By AMANDA VINCENT
Marvin Panch, former driver in NASCAR’s premier series, died Dec. 31, 2015, at the age of 89, according to a post on a Facebook page about Panch, maintained by his family.
Panch won 17 races at NASCAR’s top level, including the 1961 Daytona 500. During his NASCAR career he drove for Smokey Yunick and teams including Wood Brothers Racing and Petty Enterprises. He claimed his victory of the 1961 Daytona 500 while driving for Yunick. Nearly half his wins, though, came while driving for Wood Brothers Racing. His final win came in 1966 in Charlotte, N.C., as he won the World 600, NASCAR’s longest yearly race, from behind the wheel of a Petty Enterprises entry.
NASCAR released the following statement:
“For more than 60 years, Marvin Panch was a familiar and friendly face around NASCAR and Daytona Beach. He was one of the true pioneers of the sport, winning races across several NASCAR divisions, including the 1961 Daytona 500. As one of NASCAR’s 50 Greatest Drivers, he represented the sport with class, both on and off the track.

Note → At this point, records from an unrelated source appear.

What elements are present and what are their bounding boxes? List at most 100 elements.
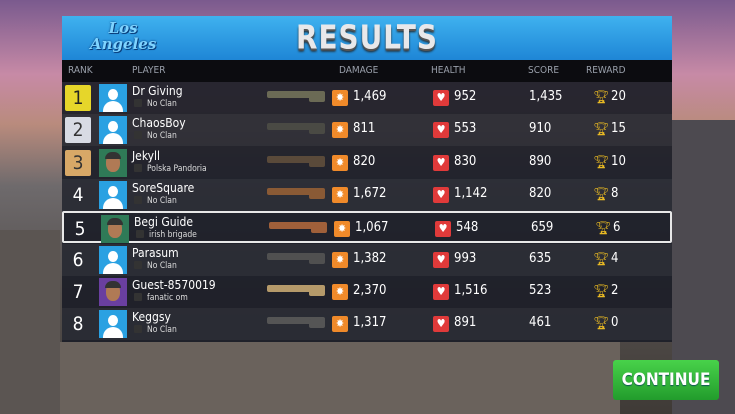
player-avatar <box>101 215 129 244</box>
clan-icon <box>134 131 142 140</box>
score-value: 635 <box>529 250 552 266</box>
column-headers: RANK PLAYER DAMAGE HEALTH SCORE REWARD <box>62 60 672 82</box>
player-avatar <box>99 277 127 306</box>
player-clan: No Clan <box>134 260 177 271</box>
table-row[interactable]: 6 Parasum No Clan ✸ 1,382 ♥ 993 635 🏆︎ 4 <box>62 243 672 276</box>
trophy-icon: 🏆︎ <box>595 221 612 237</box>
table-row[interactable]: 7 Guest-8570019 fanatic om ✸ 2,370 ♥ 1,5… <box>62 276 672 308</box>
trophy-icon: 🏆︎ <box>593 283 610 299</box>
damage-icon: ✸ <box>332 122 348 139</box>
health-value: 830 <box>454 153 477 169</box>
player-clan: No Clan <box>134 131 177 141</box>
damage-icon: ✸ <box>332 283 348 300</box>
player-clan: No Clan <box>134 195 177 206</box>
damage-icon: ✸ <box>334 221 350 238</box>
health-value: 1,142 <box>454 185 488 201</box>
reward-value: 15 <box>611 121 626 137</box>
health-heart-icon: ♥ <box>433 283 449 300</box>
reward-value: 6 <box>613 220 621 236</box>
reward-value: 20 <box>611 89 626 104</box>
health-value: 993 <box>454 250 477 266</box>
clan-icon <box>134 292 142 301</box>
damage-value: 1,317 <box>353 315 387 331</box>
damage-icon: ✸ <box>332 186 348 203</box>
player-name: Parasum <box>132 245 179 260</box>
results-header: Los Angeles RESULTS <box>62 16 672 60</box>
score-value: 1,435 <box>529 89 563 104</box>
rank-badge: 4 <box>72 183 84 206</box>
trophy-icon: 🏆︎ <box>593 251 610 267</box>
rank-badge: 8 <box>72 313 84 336</box>
col-rank: RANK <box>68 65 93 76</box>
table-row[interactable]: 1 Dr Giving No Clan ✸ 1,469 ♥ 952 1,435 … <box>62 82 672 114</box>
table-row[interactable]: 2 ChaosBoy No Clan ✸ 811 ♥ 553 910 🏆︎ 15 <box>62 114 672 147</box>
health-value: 1,516 <box>454 282 488 298</box>
table-row[interactable]: 4 SoreSquare No Clan ✸ 1,672 ♥ 1,142 820… <box>62 178 672 211</box>
page-title: RESULTS <box>295 19 439 57</box>
rank-badge: 3 <box>65 149 91 176</box>
weapon-icon <box>269 222 327 234</box>
health-heart-icon: ♥ <box>433 251 449 268</box>
col-score: SCORE <box>528 65 560 76</box>
trophy-icon: 🏆︎ <box>593 186 610 202</box>
player-name: Keggsy <box>132 310 171 325</box>
background-building <box>0 230 60 414</box>
health-value: 553 <box>454 121 477 137</box>
weapon-icon <box>267 284 325 296</box>
player-name: Guest-8570019 <box>132 277 216 292</box>
player-avatar <box>99 310 127 339</box>
rank-badge: 2 <box>65 117 91 144</box>
results-panel: Los Angeles RESULTS RANK PLAYER DAMAGE HE… <box>62 16 672 342</box>
score-value: 523 <box>529 282 552 298</box>
health-value: 548 <box>456 220 479 236</box>
table-row[interactable]: 8 Keggsy No Clan ✸ 1,317 ♥ 891 461 🏆︎ 0 <box>62 308 672 341</box>
player-name: Begi Guide <box>134 215 194 230</box>
player-avatar <box>99 148 127 177</box>
reward-value: 0 <box>611 315 619 331</box>
los-angeles-logo: Los Angeles <box>90 19 157 53</box>
health-heart-icon: ♥ <box>433 90 449 106</box>
weapon-icon <box>267 252 325 264</box>
table-row[interactable]: 3 Jekyll Polska Pandoria ✸ 820 ♥ 830 890… <box>62 147 672 179</box>
trophy-icon: 🏆︎ <box>593 90 610 105</box>
health-heart-icon: ♥ <box>433 316 449 333</box>
player-avatar <box>99 245 127 274</box>
background-building <box>60 342 620 414</box>
table-row[interactable]: 5 Begi Guide irish brigade ✸ 1,067 ♥ 548… <box>62 211 672 244</box>
player-clan: No Clan <box>134 99 177 109</box>
health-heart-icon: ♥ <box>433 154 449 171</box>
rank-badge: 5 <box>74 218 86 241</box>
player-name: ChaosBoy <box>132 116 186 131</box>
col-player: PLAYER <box>132 65 166 76</box>
clan-icon <box>134 325 142 334</box>
health-value: 952 <box>454 89 477 104</box>
rank-badge: 7 <box>72 280 84 303</box>
rank-badge: 6 <box>72 248 84 271</box>
score-value: 820 <box>529 185 552 201</box>
col-reward: REWARD <box>586 65 626 76</box>
weapon-icon <box>267 155 325 167</box>
score-value: 659 <box>531 220 554 236</box>
damage-icon: ✸ <box>332 154 348 171</box>
trophy-icon: 🏆︎ <box>593 122 610 138</box>
player-name: Dr Giving <box>132 84 183 98</box>
col-health: HEALTH <box>431 65 466 76</box>
health-heart-icon: ♥ <box>433 122 449 139</box>
clan-icon <box>134 99 142 107</box>
weapon-icon <box>267 91 325 102</box>
continue-button[interactable]: CONTINUE <box>613 360 719 400</box>
score-value: 890 <box>529 153 552 169</box>
damage-icon: ✸ <box>332 316 348 333</box>
damage-value: 1,067 <box>355 220 389 236</box>
damage-value: 1,672 <box>353 185 387 201</box>
rank-badge: 1 <box>65 85 91 111</box>
clan-icon <box>136 230 144 239</box>
health-heart-icon: ♥ <box>433 186 449 203</box>
player-avatar <box>99 84 127 112</box>
weapon-icon <box>267 187 325 199</box>
trophy-icon: 🏆︎ <box>593 316 610 332</box>
damage-value: 2,370 <box>353 282 387 298</box>
damage-icon: ✸ <box>332 251 348 268</box>
player-clan: irish brigade <box>136 230 197 240</box>
clan-icon <box>134 163 142 172</box>
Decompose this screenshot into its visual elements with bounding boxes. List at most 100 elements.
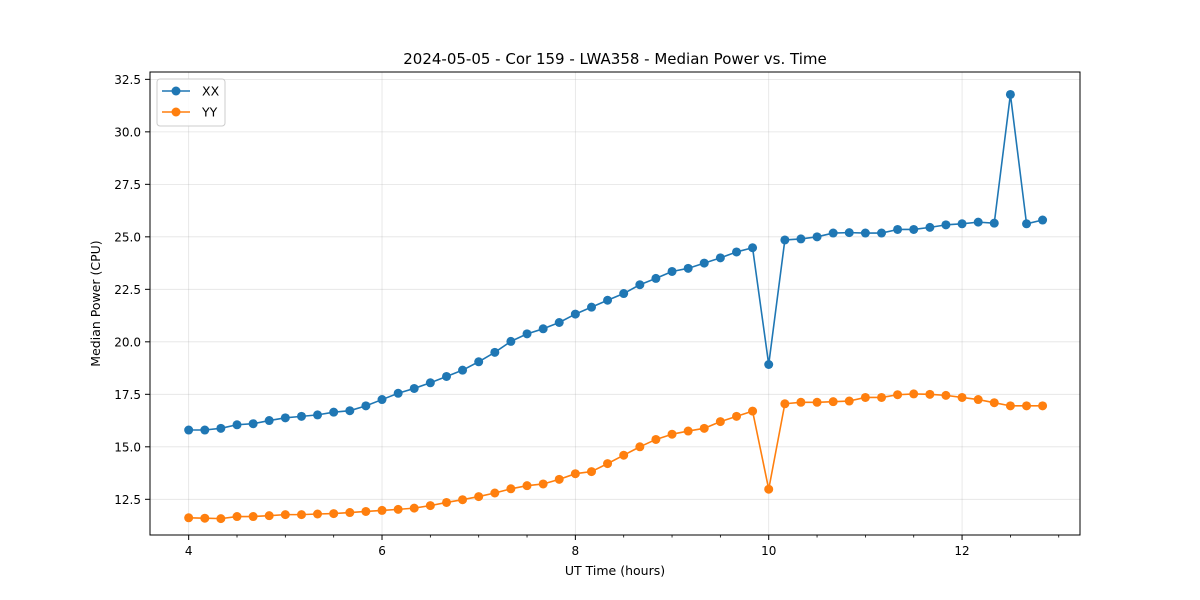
data-point-xx	[828, 228, 838, 238]
y-tick-label: 15.0	[114, 440, 141, 454]
data-point-yy	[667, 429, 677, 439]
data-point-xx	[216, 423, 226, 433]
data-point-yy	[748, 406, 758, 416]
data-point-xx	[313, 410, 323, 420]
data-point-xx	[989, 218, 999, 228]
data-point-xx	[699, 258, 709, 268]
data-point-yy	[812, 397, 822, 407]
data-point-yy	[490, 488, 500, 498]
x-tick-label: 10	[761, 544, 776, 558]
data-point-xx	[973, 217, 983, 227]
data-point-yy	[941, 390, 951, 400]
data-point-yy	[313, 509, 323, 519]
data-point-xx	[490, 347, 500, 357]
data-point-yy	[474, 492, 484, 502]
data-point-yy	[603, 459, 613, 469]
data-point-xx	[1005, 89, 1015, 99]
x-tick-label: 8	[572, 544, 580, 558]
y-tick-label: 20.0	[114, 335, 141, 349]
data-point-yy	[538, 479, 548, 489]
data-point-yy	[828, 397, 838, 407]
data-point-yy	[409, 503, 419, 513]
legend-label-yy: YY	[201, 105, 218, 120]
data-point-yy	[393, 504, 403, 514]
data-point-yy	[957, 392, 967, 402]
data-point-yy	[248, 512, 258, 522]
data-point-xx	[184, 425, 194, 435]
data-point-xx	[345, 406, 355, 416]
data-point-yy	[715, 417, 725, 427]
data-point-xx	[570, 309, 580, 319]
data-point-xx	[280, 413, 290, 423]
data-point-yy	[587, 467, 597, 477]
data-point-yy	[361, 506, 371, 516]
data-point-xx	[458, 365, 468, 375]
x-tick-label: 12	[954, 544, 969, 558]
data-point-yy	[732, 411, 742, 421]
data-point-xx	[538, 324, 548, 334]
legend-item-xx: XX	[162, 84, 220, 99]
data-point-yy	[893, 390, 903, 400]
data-point-xx	[780, 235, 790, 245]
data-point-yy	[909, 389, 919, 399]
data-point-xx	[925, 222, 935, 232]
data-point-yy	[877, 392, 887, 402]
data-point-xx	[715, 253, 725, 263]
data-point-yy	[780, 399, 790, 409]
data-point-xx	[667, 266, 677, 276]
legend-marker-yy	[171, 107, 181, 117]
data-point-yy	[329, 509, 339, 519]
data-point-yy	[216, 514, 226, 524]
y-tick-label: 22.5	[114, 283, 141, 297]
plot-area-frame	[149, 71, 1081, 536]
data-point-xx	[619, 289, 629, 299]
data-point-xx	[957, 219, 967, 229]
y-tick-label: 25.0	[114, 230, 141, 244]
data-point-xx	[651, 273, 661, 283]
y-tick-label: 32.5	[114, 73, 141, 87]
data-point-yy	[796, 397, 806, 407]
data-point-yy	[635, 442, 645, 452]
data-point-yy	[619, 450, 629, 460]
data-point-xx	[893, 224, 903, 234]
data-point-yy	[345, 508, 355, 518]
data-point-yy	[1038, 401, 1048, 411]
data-point-yy	[458, 495, 468, 505]
series-yy	[184, 389, 1048, 524]
data-point-xx	[506, 336, 516, 346]
data-point-xx	[554, 318, 564, 327]
data-point-yy	[506, 484, 516, 494]
data-point-yy	[377, 505, 387, 515]
data-point-yy	[264, 511, 274, 521]
data-point-xx	[377, 395, 387, 405]
data-point-xx	[409, 383, 419, 393]
data-point-xx	[844, 228, 854, 238]
data-point-xx	[941, 220, 951, 230]
data-point-xx	[812, 232, 822, 242]
data-point-yy	[522, 481, 532, 491]
y-axis: 12.5 15.0 17.5 20.0 22.5 25.0 27.5 30.0 32.5	[114, 73, 150, 507]
series	[184, 89, 1048, 524]
legend-item-yy: YY	[162, 105, 218, 120]
data-point-xx	[264, 416, 274, 426]
y-tick-label: 17.5	[114, 388, 141, 402]
data-point-xx	[200, 425, 210, 435]
data-point-xx	[474, 357, 484, 367]
data-point-yy	[860, 392, 870, 402]
data-point-xx	[522, 329, 532, 339]
data-point-xx	[1038, 215, 1048, 225]
x-axis: 4 6 8 10 12	[185, 535, 1060, 558]
data-point-xx	[764, 360, 774, 369]
data-point-xx	[232, 420, 242, 430]
data-point-xx	[1022, 219, 1032, 229]
data-point-yy	[232, 512, 242, 522]
data-point-xx	[683, 263, 693, 273]
data-point-xx	[748, 243, 758, 253]
data-point-xx	[248, 419, 258, 429]
y-tick-label: 27.5	[114, 178, 141, 192]
y-axis-label: Median Power (CPU)	[88, 240, 103, 366]
data-point-xx	[860, 228, 870, 238]
y-tick-label: 12.5	[114, 493, 141, 507]
data-point-xx	[603, 295, 613, 305]
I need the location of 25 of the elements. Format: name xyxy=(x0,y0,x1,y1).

Marvin will be missed dearly, especially as we approach Speedweeks at Daytona International Speedway, where he was a fixture.”
Daytona (Fla.) International Speedway also released a statement on Thursday.
“Marvin was a tremendous competitor in the sport with a memorable career,” the statement read. “He had a home in Daytona Beach and was a frequent visitor to Daytona International Speedway. We extend our sincere condolences to Marvin’s family and friends. We will miss him dearly.”
Panch was active as a driver in NASCAR premier series competition between 1961 and 1966. In 1998, he was named among NASCAR’s 50 Greatest Drivers, a list compiled to celebrate the sanctioning body’s 50th anniversary. He was inducted into the West Coast Stock Car Hall of Fame in 2002 and into the National Motorsports Press Association Hall of Fame in 1987.
Panch was a native of Menomonie, Wis. After his retirement from NASCAR competition, he lived in the Daytona Beach, Fla., area, and and was resident of Port Orange, Fla., at the time of his death.